A GLUN2A-N615S PORE MUTATION MODEL REVEALS HOW MG²⁺ CONTROLS KETAMINE INHIBITION OF NMDA RECEPTORS

NMDA receptors (NMDARs) are essential for neurodevelopment and synaptic plasticity, and de novo missense variants in NMDAR subunits cause GRIN-related encephalopathies. The pore-forming transmembrane domain contains the M2 loop, which contributes to ion selectivity and, together with M3, shapes the binding environment for open-channel blockers such as Mg²⁺ and ketamine. Because Mg²⁺ and channel blockers can interact within the pore, pathogenic variants that weaken Mg²⁺ block may reshape antagonist pharmacology.

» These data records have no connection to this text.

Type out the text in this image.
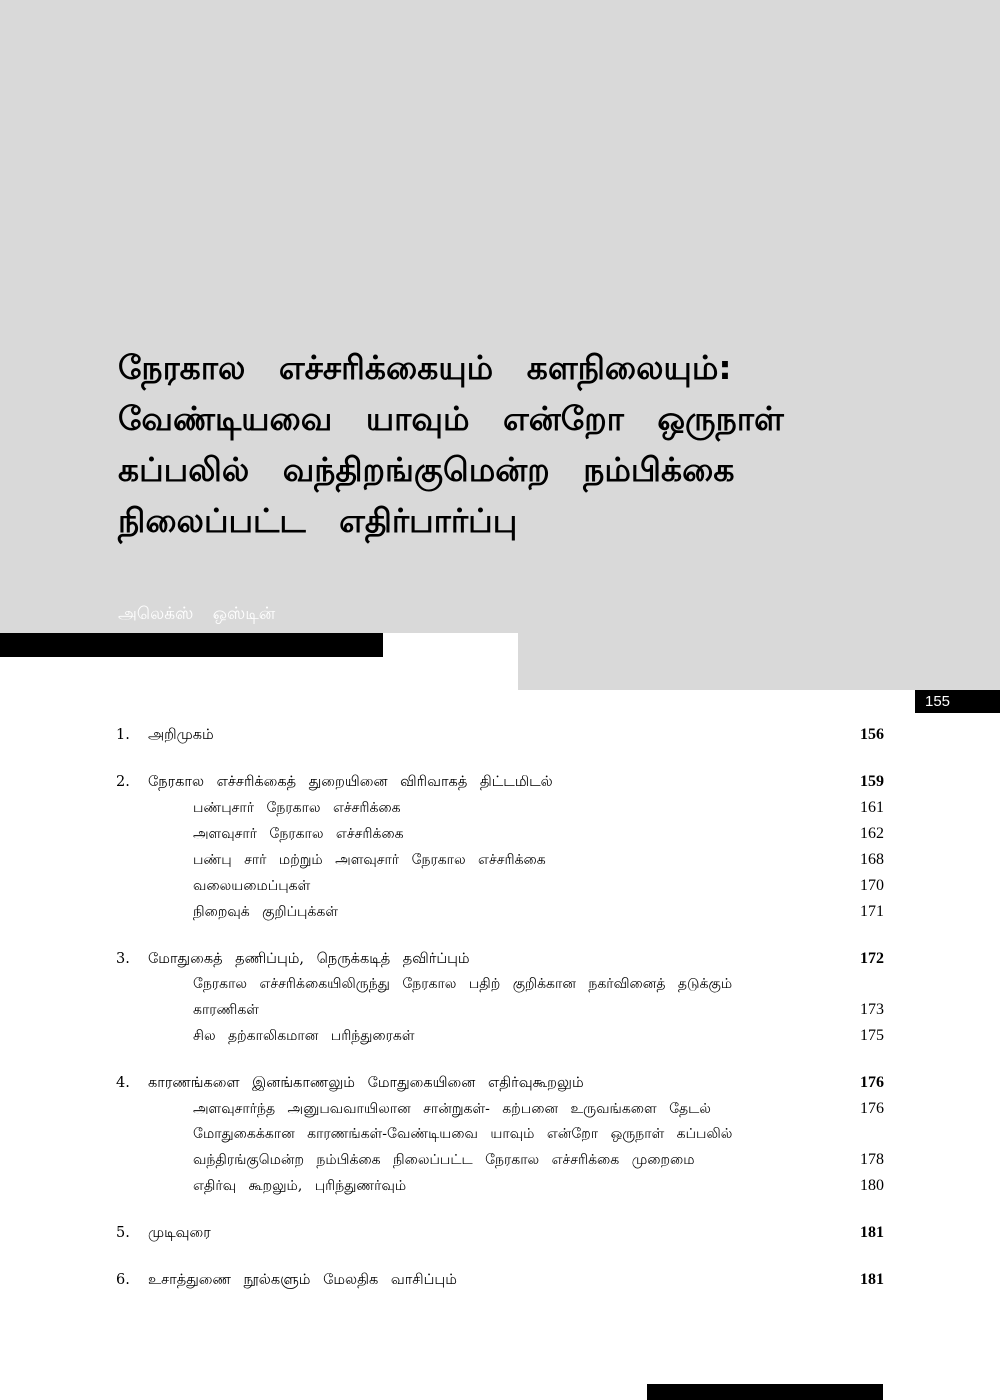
நேரகால எச்சரிக்கையும் களநிலையும்:
வேண்டியவை யாவும் என்றோ ஒருநாள்
கப்பலில் வந்திறங்குமென்ற நம்பிக்கை
நிலைப்பட்ட எதிர்பார்ப்பு
அலெக்ஸ் ஒஸ்டின்
155
1. அறிமுகம்	156
2. நேரகால எச்சரிக்கைத் துறையினை விரிவாகத் திட்டமிடல்	159
பண்புசார் நேரகால எச்சரிக்கை	161
அளவுசார் நேரகால எச்சரிக்கை	162
பண்பு சார் மற்றும் அளவுசார் நேரகால எச்சரிக்கை	168
வலையமைப்புகள்	170
நிறைவுக் குறிப்புக்கள்	171
3. மோதுகைத் தணிப்பும், நெருக்கடித் தவிர்ப்பும்	172
நேரகால எச்சரிக்கையிலிருந்து நேரகால பதிற் குறிக்கான நகர்வினைத் தடுக்கும்
காரணிகள்	173
சில தற்காலிகமான பரிந்துரைகள்	175
4. காரணங்களை இனங்காணலும் மோதுகையினை எதிர்வுகூறலும்	176
அளவுசார்ந்த அனுபவவாயிலான சான்றுகள்- கற்பனை உருவங்களை தேடல்	176
மோதுகைக்கான காரணங்கள்-வேண்டியவை யாவும் என்றோ ஒருநாள் கப்பலில்
வந்திரங்குமென்ற நம்பிக்கை நிலைப்பட்ட நேரகால எச்சரிக்கை முறைமை	178
எதிர்வு கூறலும், புரிந்துணர்வும்	180
5. முடிவுரை	181
6. உசாத்துணை நூல்களும் மேலதிக வாசிப்பும்	181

We investigated how loss of Mg²⁺ gating affects ketamine inhibition in wild-type (WT) GluN1/GluN2A receptors and receptors carrying the pathogenic GluN2A-N615S substitution, which markedly reduces Mg²⁺ affinity and is associated with epilepsy and developmental delay. Using whole-cell patch-clamp recordings in HEK293 cells and acute hippocampal slices (CA1-evoked EPSCs), we quantified ketamine potency, inhibition kinetics, and a membrane-to-channel inhibition (MCI) component reflecting membrane-mediated access to the pore.

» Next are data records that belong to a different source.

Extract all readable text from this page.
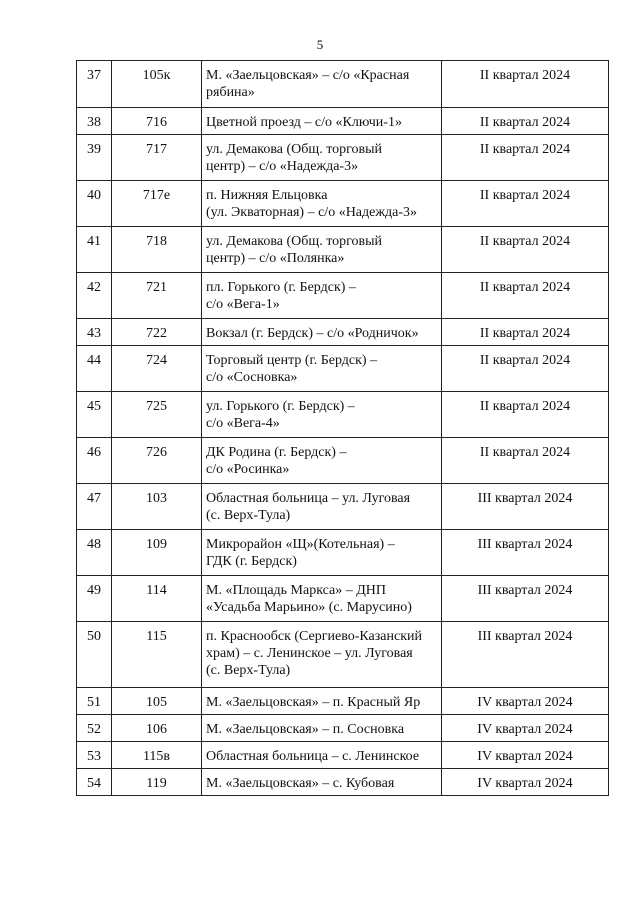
5
37	105к	М. «Заельцовская» – с/о «Красная
рябина»	II квартал 2024
38	716	Цветной проезд – с/о «Ключи-1»	II квартал 2024
39	717	ул. Демакова (Общ. торговый
центр) – с/о «Надежда-3»	II квартал 2024
40	717е	п. Нижняя Ельцовка
(ул. Экваторная) – с/о «Надежда-3»	II квартал 2024
41	718	ул. Демакова (Общ. торговый
центр) – с/о «Полянка»	II квартал 2024
42	721	пл. Горького (г. Бердск) –
с/о «Вега-1»	II квартал 2024
43	722	Вокзал (г. Бердск) – с/о «Родничок»	II квартал 2024
44	724	Торговый центр (г. Бердск) –
с/о «Сосновка»	II квартал 2024
45	725	ул. Горького (г. Бердск) –
с/о «Вега-4»	II квартал 2024
46	726	ДК Родина (г. Бердск) –
с/о «Росинка»	II квартал 2024
47	103	Областная больница – ул. Луговая
(с. Верх-Тула)	III квартал 2024
48	109	Микрорайон «Щ»(Котельная) –
ГДК (г. Бердск)	III квартал 2024
49	114	М. «Площадь Маркса» – ДНП
«Усадьба Марьино» (с. Марусино)	III квартал 2024
50	115	п. Краснообск (Сергиево-Казанский
храм) – с. Ленинское – ул. Луговая
(с. Верх-Тула)	III квартал 2024
51	105	М. «Заельцовская» – п. Красный Яр	IV квартал 2024
52	106	М. «Заельцовская» – п. Сосновка	IV квартал 2024
53	115в	Областная больница – с. Ленинское	IV квартал 2024
54	119	М. «Заельцовская» – с. Кубовая	IV квартал 2024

In HEK293 cells, N615S abolished Mg²⁺-dependent modulation of ketamine block. Whereas 1 mM Mg²⁺ substantially reduced ketamine potency at WT receptors, GluN2A-N615S receptors remained highly sensitive (IC₅₀ ≈ 0.5 µM) even in 1 mM Mg²⁺. In 0 Mg²⁺, the onset of inhibition was similar for WT and N615S; in 1 mM Mg²⁺, onset slowed in WT but not in N615S. Slice recordings recapitulated both onset and equilibrium effects, supporting relevance in native tissue. Unexpectedly, we detected a measurable ketamine MCI component that was suppressed by Mg²⁺ and enhanced by N615S, suggesting Mg²⁺ normally restricts membrane-mediated access. These findings provide a mechanistic framework for altered ketamine responses in conditions with reduced Mg²⁺ block.